Gli analisti di Equita hanno recentemente esaminato la situazione finanziaria della Juventus in seguito all'investor day del 30 novembre, evidenziando alcune considerazioni che sollevano dubbi sull'aumento di capitale da 200 milioni di euro e sul fatto che possa essere della quantità giusta per sostenere il bilancio societario.

Le dichiarazioni di Equita sull'aumento di capitale della Juventus da 200 milioni di euro

"Nessuna novità a parte la smentita dell’interesse da parte di fondi; noi rimaniamo dell’idea che in assenza dell’entrata di nuovi soci l’ultimo aumento di capitale da 0,2 miliardi possa non essere sufficiente".

Queste le dichiarazioni di Equita in riferimento alla decisione della Juventus di ufficializzare l'aumento di capitale da 200 milioni di euro. Una somma che a detta degli analisti potrebbe non essere sufficiente, a meno di un subentro di nuovi soci.

Gli investimenti futuri di Exor

Sul fronte degli investimenti futuri, è stato confermato il focus di Exor su settori chiave come la sanità, il lusso e la tecnologia. Tuttavia, non sono esclusi investimenti in altri settori, pur mantenendo una certa cautela e attenzione alle opportunità di mercato.

Relativamente all'investimento in Philips, gli analisti hanno sottolineato le motivazioni alla base di questa scelta strategica. L'orizzonte temporale dell'investimento è stato definito come molto lungo, e al momento non è previsto l'esercizio dell'opzione per salire dal 20%.

Gli esperti ritengono questa mossa poco probabile nel breve termine, poiché richiederebbe un ulteriore investimento di 0,8 miliardi di euro.

Le dichiarazioni di Elkann all'Investor Day

L'amministratore delegato di Exor, John Elkann, ha affrontato con risolutezza le voci riguardanti un possibile addio della Juventus dalla quotazione in Borsa, dichiarando chiaramente: "Non commento le speculazioni".

Durante l'Investor Day della holding, tenutosi ieri alla Pinacoteca Agnelli a Torino, Elkann ha affrontato la questione sottolineando che né la Juventus né Exor hanno avuto approcci da parte di fondi stranieri in merito, e che attualmente questa prospettiva non rientra nei loro interessi.

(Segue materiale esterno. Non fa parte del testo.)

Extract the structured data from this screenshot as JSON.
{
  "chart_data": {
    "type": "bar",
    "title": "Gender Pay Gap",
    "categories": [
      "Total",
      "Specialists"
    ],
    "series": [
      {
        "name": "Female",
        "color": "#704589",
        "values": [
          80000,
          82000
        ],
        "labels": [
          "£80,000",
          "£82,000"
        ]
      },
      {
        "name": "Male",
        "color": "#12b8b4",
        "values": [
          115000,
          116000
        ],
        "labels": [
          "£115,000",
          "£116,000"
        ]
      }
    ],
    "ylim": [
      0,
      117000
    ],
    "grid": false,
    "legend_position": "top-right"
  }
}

Da quelle che sono le informazioni vicine al mondo Juve al momento le dichiarazioni di John Elkann sono più che attendibili e non parole di facciata.

La Juventus non ha intenzione di vendere la proprietà, al massimo potrebbero arrivare nuovi soci di minoranza ad inizio 2024 a sostenere gli investimenti e la crescita della società bianconera. Fra le ipotesi avanzate in passato si era parlato anche di un possibile interesse di Amazon e Apple per le quote minoritarie della società bianconera.